Et la fin la fera basculer du côté du fantasme masculin de la femme fatale. Comme le rappelle Jean-Pierre Esquenazi (« À bout de souffle et la société de la Nouvelle Vague », 2000) : « À bout de souffle, film dont le récit est contemporain de son tournage, et qui raconte une histoire d’amour entre deux jeunes gens modernes, ne peut pas être envisagé en omettant cette évidence : le film est à propos de l’amour, ou plus exactement à propos des conflits amoureux engendrés par l’évolution des mœurs. » Mais ces conflits sont montrés à partir d’un point de vue masculin très ambivalent sur cette évolution des mœurs : la grossièreté machiste dont fait preuve le personnage incarné par Belmondo n’est mise à mal ni par le personnage féminin ni par le point de vue du film. Et le fait qu’il meure à la fin à cause de la « trahison » de Patricia renforce fait oublier ce trait qu’on retrouvera tout au long de sa carrière, le plus souvent neutralisé par sa « coolitude ».
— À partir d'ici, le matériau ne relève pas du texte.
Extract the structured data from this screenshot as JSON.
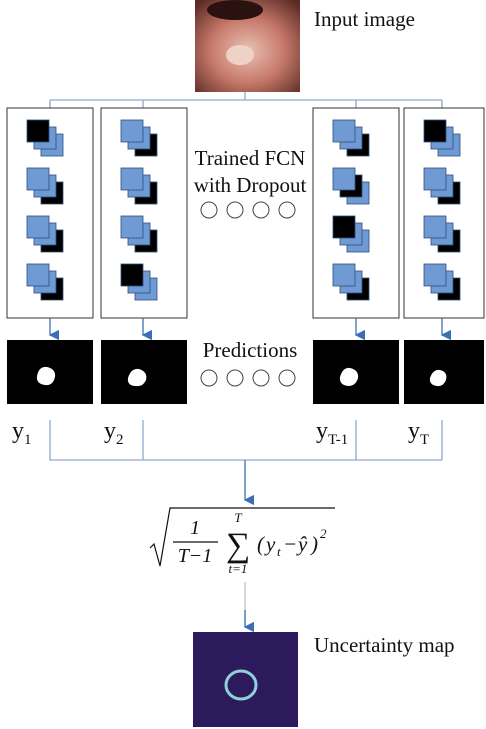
{
  "input_label": "Input image",
  "fcn_label": [
    "Trained FCN",
    "with Dropout"
  ],
  "predictions_label": "Predictions",
  "uncertainty_label": "Uncertainty map",
  "outputs": [
    {
      "base": "y",
      "sub": "1"
    },
    {
      "base": "y",
      "sub": "2"
    },
    {
      "base": "y",
      "sub": "T-1"
    },
    {
      "base": "y",
      "sub": "T"
    }
  ],
  "formula": {
    "numerator": "1",
    "denominator": "T−1",
    "sum": "∑",
    "sum_upper": "T",
    "sum_lower": "t=1",
    "open": "(",
    "y": "y",
    "y_sub": "t",
    "minus": "−",
    "yhat": "ŷ",
    "close": ")",
    "exp": "2"
  }
}
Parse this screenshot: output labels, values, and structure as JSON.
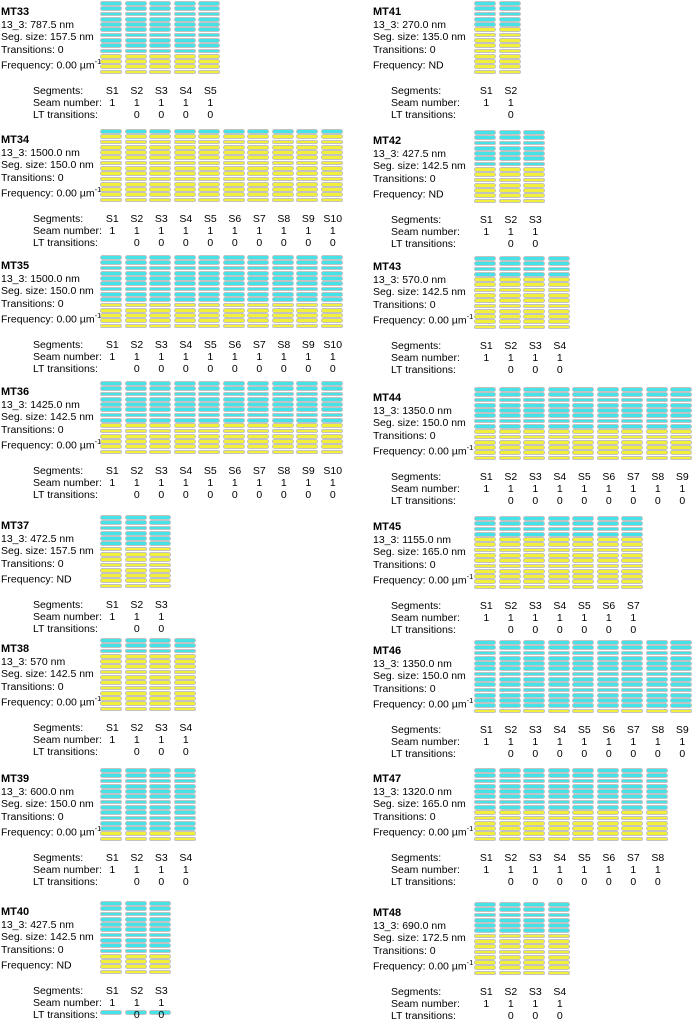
{
  "figure": {
    "colors": {
      "lattice_top": "#45e2e8",
      "lattice_bottom": "#f1ef3b",
      "cell_border": "#c2c2c2"
    },
    "labels": {
      "segments": "Segments:",
      "seam_number": "Seam number:",
      "lt_transitions": "LT transitions:"
    },
    "panels": [
      {
        "id": "MT33",
        "length_label": "13_3: 787.5 nm",
        "seg_size_label": "Seg. size: 157.5 nm",
        "transitions_label": "Transitions: 0",
        "frequency_label": "Frequency: 0.00 µm",
        "frequency_sup": "-1",
        "lattice": {
          "cyan_rows": 10,
          "yellow_rows": 4
        },
        "segments": [
          "S1",
          "S2",
          "S3",
          "S4",
          "S5"
        ],
        "seam_numbers": [
          "1",
          "1",
          "1",
          "1",
          "1"
        ],
        "lt_transitions": [
          "",
          "0",
          "0",
          "0",
          "0"
        ]
      },
      {
        "id": "MT34",
        "length_label": "13_3: 1500.0 nm",
        "seg_size_label": "Seg. size: 150.0 nm",
        "transitions_label": "Transitions: 0",
        "frequency_label": "Frequency: 0.00 µm",
        "frequency_sup": "-1",
        "lattice": {
          "cyan_rows": 1,
          "yellow_rows": 13
        },
        "segments": [
          "S1",
          "S2",
          "S3",
          "S4",
          "S5",
          "S6",
          "S7",
          "S8",
          "S9",
          "S10"
        ],
        "seam_numbers": [
          "1",
          "1",
          "1",
          "1",
          "1",
          "1",
          "1",
          "1",
          "1",
          "1"
        ],
        "lt_transitions": [
          "",
          "0",
          "0",
          "0",
          "0",
          "0",
          "0",
          "0",
          "0",
          "0"
        ]
      },
      {
        "id": "MT35",
        "length_label": "13_3: 1500.0 nm",
        "seg_size_label": "Seg. size: 150.0 nm",
        "transitions_label": "Transitions: 0",
        "frequency_label": "Frequency: 0.00 µm",
        "frequency_sup": "-1",
        "lattice": {
          "cyan_rows": 9,
          "yellow_rows": 5
        },
        "segments": [
          "S1",
          "S2",
          "S3",
          "S4",
          "S5",
          "S6",
          "S7",
          "S8",
          "S9",
          "S10"
        ],
        "seam_numbers": [
          "1",
          "1",
          "1",
          "1",
          "1",
          "1",
          "1",
          "1",
          "1",
          "1"
        ],
        "lt_transitions": [
          "",
          "0",
          "0",
          "0",
          "0",
          "0",
          "0",
          "0",
          "0",
          "0"
        ]
      },
      {
        "id": "MT36",
        "length_label": "13_3: 1425.0 nm",
        "seg_size_label": "Seg. size: 142.5 nm",
        "transitions_label": "Transitions: 0",
        "frequency_label": "Frequency: 0.00 µm",
        "frequency_sup": "-1",
        "lattice": {
          "cyan_rows": 8,
          "yellow_rows": 6
        },
        "segments": [
          "S1",
          "S2",
          "S3",
          "S4",
          "S5",
          "S6",
          "S7",
          "S8",
          "S9",
          "S10"
        ],
        "seam_numbers": [
          "1",
          "1",
          "1",
          "1",
          "1",
          "1",
          "1",
          "1",
          "1",
          "1"
        ],
        "lt_transitions": [
          "",
          "0",
          "0",
          "0",
          "0",
          "0",
          "0",
          "0",
          "0",
          "0"
        ]
      },
      {
        "id": "MT37",
        "length_label": "13_3: 472.5 nm",
        "seg_size_label": "Seg. size: 157.5 nm",
        "transitions_label": "Transitions: 0",
        "frequency_label": "Frequency: ND",
        "frequency_sup": "",
        "lattice": {
          "cyan_rows": 6,
          "yellow_rows": 8
        },
        "segments": [
          "S1",
          "S2",
          "S3"
        ],
        "seam_numbers": [
          "1",
          "1",
          "1"
        ],
        "lt_transitions": [
          "",
          "0",
          "0"
        ]
      },
      {
        "id": "MT38",
        "length_label": "13_3: 570 nm",
        "seg_size_label": "Seg. size: 142.5 nm",
        "transitions_label": "Transitions: 0",
        "frequency_label": "Frequency: 0.00 µm",
        "frequency_sup": "-1",
        "lattice": {
          "cyan_rows": 3,
          "yellow_rows": 11
        },
        "segments": [
          "S1",
          "S2",
          "S3",
          "S4"
        ],
        "seam_numbers": [
          "1",
          "1",
          "1",
          "1"
        ],
        "lt_transitions": [
          "",
          "0",
          "0",
          "0"
        ]
      },
      {
        "id": "MT39",
        "length_label": "13_3: 600.0 nm",
        "seg_size_label": "Seg. size: 150.0 nm",
        "transitions_label": "Transitions: 0",
        "frequency_label": "Frequency: 0.00 µm",
        "frequency_sup": "-1",
        "lattice": {
          "cyan_rows": 12,
          "yellow_rows": 2
        },
        "segments": [
          "S1",
          "S2",
          "S3",
          "S4"
        ],
        "seam_numbers": [
          "1",
          "1",
          "1",
          "1"
        ],
        "lt_transitions": [
          "",
          "0",
          "0",
          "0"
        ]
      },
      {
        "id": "MT40",
        "length_label": "13_3: 427.5 nm",
        "seg_size_label": "Seg. size: 142.5 nm",
        "transitions_label": "Transitions: 0",
        "frequency_label": "Frequency: ND",
        "frequency_sup": "",
        "lattice": {
          "cyan_rows": 10,
          "yellow_rows": 4
        },
        "segments": [
          "S1",
          "S2",
          "S3"
        ],
        "seam_numbers": [
          "1",
          "1",
          "1"
        ],
        "lt_transitions": [
          "",
          "0",
          "0"
        ]
      },
      {
        "id": "MT41",
        "length_label": "13_3: 270.0 nm",
        "seg_size_label": "Seg. size: 135.0 nm",
        "transitions_label": "Transitions: 0",
        "frequency_label": "Frequency: ND",
        "frequency_sup": "",
        "lattice": {
          "cyan_rows": 5,
          "yellow_rows": 9
        },
        "segments": [
          "S1",
          "S2"
        ],
        "seam_numbers": [
          "1",
          "1"
        ],
        "lt_transitions": [
          "",
          "0"
        ]
      },
      {
        "id": "MT42",
        "length_label": "13_3: 427.5 nm",
        "seg_size_label": "Seg. size: 142.5 nm",
        "transitions_label": "Transitions: 0",
        "frequency_label": "Frequency: ND",
        "frequency_sup": "",
        "lattice": {
          "cyan_rows": 7,
          "yellow_rows": 7
        },
        "segments": [
          "S1",
          "S2",
          "S3"
        ],
        "seam_numbers": [
          "1",
          "1",
          "1"
        ],
        "lt_transitions": [
          "",
          "0",
          "0"
        ]
      },
      {
        "id": "MT43",
        "length_label": "13_3: 570.0 nm",
        "seg_size_label": "Seg. size: 142.5 nm",
        "transitions_label": "Transitions: 0",
        "frequency_label": "Frequency: 0.00 µm",
        "frequency_sup": "-1",
        "lattice": {
          "cyan_rows": 4,
          "yellow_rows": 10
        },
        "segments": [
          "S1",
          "S2",
          "S3",
          "S4"
        ],
        "seam_numbers": [
          "1",
          "1",
          "1",
          "1"
        ],
        "lt_transitions": [
          "",
          "0",
          "0",
          "0"
        ]
      },
      {
        "id": "MT44",
        "length_label": "13_3: 1350.0 nm",
        "seg_size_label": "Seg. size: 150.0 nm",
        "transitions_label": "Transitions: 0",
        "frequency_label": "Frequency: 0.00 µm",
        "frequency_sup": "-1",
        "lattice": {
          "cyan_rows": 8,
          "yellow_rows": 6
        },
        "segments": [
          "S1",
          "S2",
          "S3",
          "S4",
          "S5",
          "S6",
          "S7",
          "S8",
          "S9"
        ],
        "seam_numbers": [
          "1",
          "1",
          "1",
          "1",
          "1",
          "1",
          "1",
          "1",
          "1"
        ],
        "lt_transitions": [
          "",
          "0",
          "0",
          "0",
          "0",
          "0",
          "0",
          "0",
          "0"
        ]
      },
      {
        "id": "MT45",
        "length_label": "13_3: 1155.0 nm",
        "seg_size_label": "Seg. size: 165.0 nm",
        "transitions_label": "Transitions: 0",
        "frequency_label": "Frequency: 0.00 µm",
        "frequency_sup": "-1",
        "lattice": {
          "cyan_rows": 4,
          "yellow_rows": 10
        },
        "segments": [
          "S1",
          "S2",
          "S3",
          "S4",
          "S5",
          "S6",
          "S7"
        ],
        "seam_numbers": [
          "1",
          "1",
          "1",
          "1",
          "1",
          "1",
          "1"
        ],
        "lt_transitions": [
          "",
          "0",
          "0",
          "0",
          "0",
          "0",
          "0"
        ]
      },
      {
        "id": "MT46",
        "length_label": "13_3: 1350.0 nm",
        "seg_size_label": "Seg. size: 150.0 nm",
        "transitions_label": "Transitions: 0",
        "frequency_label": "Frequency: 0.00 µm",
        "frequency_sup": "-1",
        "lattice": {
          "cyan_rows": 13,
          "yellow_rows": 1
        },
        "segments": [
          "S1",
          "S2",
          "S3",
          "S4",
          "S5",
          "S6",
          "S7",
          "S8",
          "S9"
        ],
        "seam_numbers": [
          "1",
          "1",
          "1",
          "1",
          "1",
          "1",
          "1",
          "1",
          "1"
        ],
        "lt_transitions": [
          "",
          "0",
          "0",
          "0",
          "0",
          "0",
          "0",
          "0",
          "0"
        ]
      },
      {
        "id": "MT47",
        "length_label": "13_3: 1320.0 nm",
        "seg_size_label": "Seg. size: 165.0 nm",
        "transitions_label": "Transitions: 0",
        "frequency_label": "Frequency: 0.00 µm",
        "frequency_sup": "-1",
        "lattice": {
          "cyan_rows": 8,
          "yellow_rows": 6
        },
        "segments": [
          "S1",
          "S2",
          "S3",
          "S4",
          "S5",
          "S6",
          "S7",
          "S8"
        ],
        "seam_numbers": [
          "1",
          "1",
          "1",
          "1",
          "1",
          "1",
          "1",
          "1"
        ],
        "lt_transitions": [
          "",
          "0",
          "0",
          "0",
          "0",
          "0",
          "0",
          "0"
        ]
      },
      {
        "id": "MT48",
        "length_label": "13_3: 690.0 nm",
        "seg_size_label": "Seg. size: 172.5 nm",
        "transitions_label": "Transitions: 0",
        "frequency_label": "Frequency: 0.00 µm",
        "frequency_sup": "-1",
        "lattice": {
          "cyan_rows": 6,
          "yellow_rows": 8
        },
        "segments": [
          "S1",
          "S2",
          "S3",
          "S4"
        ],
        "seam_numbers": [
          "1",
          "1",
          "1",
          "1"
        ],
        "lt_transitions": [
          "",
          "0",
          "0",
          "0"
        ]
      }
    ],
    "clipped_strip": {
      "columns": 3
    }
  }
}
 [1]https://www.allocine.fr/film/fichef...


Polémiquons.

  • Merci, chère Geneviève, de partager avec nous cette analyse. Comme j’aurais aimé lire des textes comme celui-ci quand j’étais un jeune esprit en formation, fasciné par le cinéma ! Cela m’aurait fait le plus grand bien.
    J’avais déjà des idées féministes nées de la révolte liée au contraste entre l’accès égal à l’instruction et le sexisme de mon milieu familial. Je n’étais pas dupe non plus du sexisme du milieu politique et journalistique. En revanche, j’étais très aveugle au sexisme des milieux culturels. Je plaçais la culture au-dessus de tout et je ne voyais pas que sous le sucre d’orge de la fiction se cachaient de très vieux stéréotypes pas vraiment émancipateurs. Quelle erreur ! Toutes ces représentations forment notre inconscient collectif, ont des conséquences dans la vie réelle, et il est temps qu’elles évoluent.
    J’envie les jeunes filles d’aujourd’hui qui ont accès à cette déconstruction. Je me réjouis de la popularisation de nouveaux concepts comme féminicide, male gaze, charge mentale, qui nous aident à penser le sexisme ordinaire. Alors oui, on perd en magie en analysant les représentations et rapports de force, mais on gagne en autonomie et on se dit qu’il y a encore plein de choses à inventer dans le domaine de la fiction et de la vie réelle. Nous n’en sommes qu’au début ...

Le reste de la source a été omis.